Dretke v. HaleyAnnotate this Case
541 U.S. 386 (2004)
OCTOBER TERM, 2003
DRETKE V. HALEY
SUPREME COURT OF THE UNITED STATES
DRETKE, DIRECTOR, TEXAS DEPARTMENT OF CRIMINAL JUSTICE, CORRECTIONAL INSTITUTIONS DIVISION v. HALEY
certiorari to the united states court of appeals for the fifth circuit
No. 02–1824. Argued March 2, 2004—Decided May 3, 2004
Respondent was charged with and convicted of felony theft. Based on two prior convictions, he was also charged as a habitual offender. Under Texas’ habitual offender statute, a defendant convicted of a felony is subject to a sentence of 2 to 20 years if (1) he has two prior felony convictions, and (2) the conviction for the first prior offense became final before commission of the second. Texas law requires the State to prove the habitual offender allegations to a jury beyond a reasonable doubt at a separate penalty hearing. The jury here convicted respondent of the habitual offender charge, and the judge sentenced him to 16½ years. As it turned out, the evidence presented at the penalty phase showed that respondent had committed his second offense three days before his first conviction became final, meaning that he was not eligible for the habitual offender enhancement. No one, including defense counsel, noted the discrepancy—either at trial or on direct appeal. Respondent first raised the issue in a request for state postconviction relief, arguing that the evidence at the penalty hearing was insufficient to support the habitual offender conviction. The state court rejected his sufficiency of the evidence claim on procedural grounds, because he had not raised the issue earlier; the state court likewise rejected respondent’s claim that counsel had been ineffective for failing to object. Respondent renewed his sufficiency of the evidence and ineffective assistance claims in a subsequent federal habeas application. Conceding that respondent was not, in fact, eligible for the habitual offender enhancement, the State nevertheless argued that respondent had procedurally defaulted his sufficiency of the evidence claim. The District Court excused the procedural default because respondent was actually innocent of the enhanced sentence; it thus did not reach the ineffective assistance claim. The Fifth Circuit affirmed, holding that the actual innocence exception applies to noncapital sentencing procedures involving career offenders and habitual felony offenders.

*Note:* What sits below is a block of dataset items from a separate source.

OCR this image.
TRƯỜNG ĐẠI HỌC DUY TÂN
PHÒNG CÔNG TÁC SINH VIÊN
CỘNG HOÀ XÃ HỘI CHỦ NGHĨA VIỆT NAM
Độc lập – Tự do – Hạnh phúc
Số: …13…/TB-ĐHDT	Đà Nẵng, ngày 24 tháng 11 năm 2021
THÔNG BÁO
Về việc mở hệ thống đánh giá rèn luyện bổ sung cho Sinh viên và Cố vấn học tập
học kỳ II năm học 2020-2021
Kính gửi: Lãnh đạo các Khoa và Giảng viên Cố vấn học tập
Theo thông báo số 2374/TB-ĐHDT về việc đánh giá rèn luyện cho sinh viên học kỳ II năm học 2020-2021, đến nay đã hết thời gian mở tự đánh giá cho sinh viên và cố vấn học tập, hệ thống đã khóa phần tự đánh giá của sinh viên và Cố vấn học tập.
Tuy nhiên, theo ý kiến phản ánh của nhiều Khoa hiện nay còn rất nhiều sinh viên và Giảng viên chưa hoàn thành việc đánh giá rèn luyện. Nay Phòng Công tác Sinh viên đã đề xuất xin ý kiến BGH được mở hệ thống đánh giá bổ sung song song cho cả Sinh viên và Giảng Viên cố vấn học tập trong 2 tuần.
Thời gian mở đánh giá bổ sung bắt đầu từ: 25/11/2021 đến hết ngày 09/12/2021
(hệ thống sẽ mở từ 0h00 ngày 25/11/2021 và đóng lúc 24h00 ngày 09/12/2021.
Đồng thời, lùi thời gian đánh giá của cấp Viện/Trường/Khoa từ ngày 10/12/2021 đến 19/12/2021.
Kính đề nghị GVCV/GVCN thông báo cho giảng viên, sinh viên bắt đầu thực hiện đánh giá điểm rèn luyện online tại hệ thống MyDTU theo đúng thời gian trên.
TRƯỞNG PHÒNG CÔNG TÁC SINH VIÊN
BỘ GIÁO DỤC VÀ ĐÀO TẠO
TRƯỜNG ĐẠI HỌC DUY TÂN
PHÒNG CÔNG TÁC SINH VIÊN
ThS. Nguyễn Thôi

Held: A federal court faced with allegations of actual innocence, whether of the sentence or of the crime charged, must first address all nondefaulted claims for comparable relief and other grounds for cause to excuse the procedural default. Normally, a federal court will not entertain a procedurally defaulted constitutional claim in a habeas petition absent a showing of cause and prejudice to excuse the default. However, this Court recognizes a narrow exception to the general rule when the applicant can demonstrate actual innocence of the substantive offense, Murray v. Carrier,477 U. S. 478, 496, or, in the capital sentencing context, of the aggravating circumstances rendering the inmate eligible for the death penalty, Sawyer v. Whitley,505 U. S. 333. The Court declines to answer the question presented here, whether this exception should be extended to noncapital sentencing error, because the District Court failed first to consider alternative grounds for relief urged by respondent. This avoidance principle was implicit in Carrier itself, where the Court expressed confidence that, “for the most part, ‘victims of fundamental miscarriage of justice will meet the cause-and-prejudice standard,’ ” 477 U. S., at 495–496, particularly given the availability of ineffective assistance of counsel claims, id., at 496. Petitioner concedes that respondent has a viable and significant ineffective assistance of counsel claim. Success on the merits would give respondent all of the relief that he seeks, i.e., resentencing, and also would provide cause to excuse the procedural default of his sufficiency of the evidence claim. The many threshold legal questions often accompanying actual innocence claims provide additional reason for restraint. For instance, respondent’s claim raises the question whether the holding of In re Winship,397 U. S. 358—that each element of a criminal offense must be proved beyond a reasonable doubt—should be extended to proof of prior convictions used to support recidivist enhancements. Not all actual innocence claims will involve threshold constitutional questions, but, as this case illustrates, such claims are likely to present equally difficult questions regarding the scope of the actual innocence exception itself. Pp. 5–9.
306 F. 3d 257, vacated and remanded.
O’Connor, J., delivered the opinion of the Court, in which Rehnquist, C. J., and Scalia, Thomas, Ginsburg, and Breyer, JJ., joined. Stevens, J., filed a dissenting opinion, in which Kennedy and Souter, JJ., joined. Kennedy, J., filed a dissenting opinion.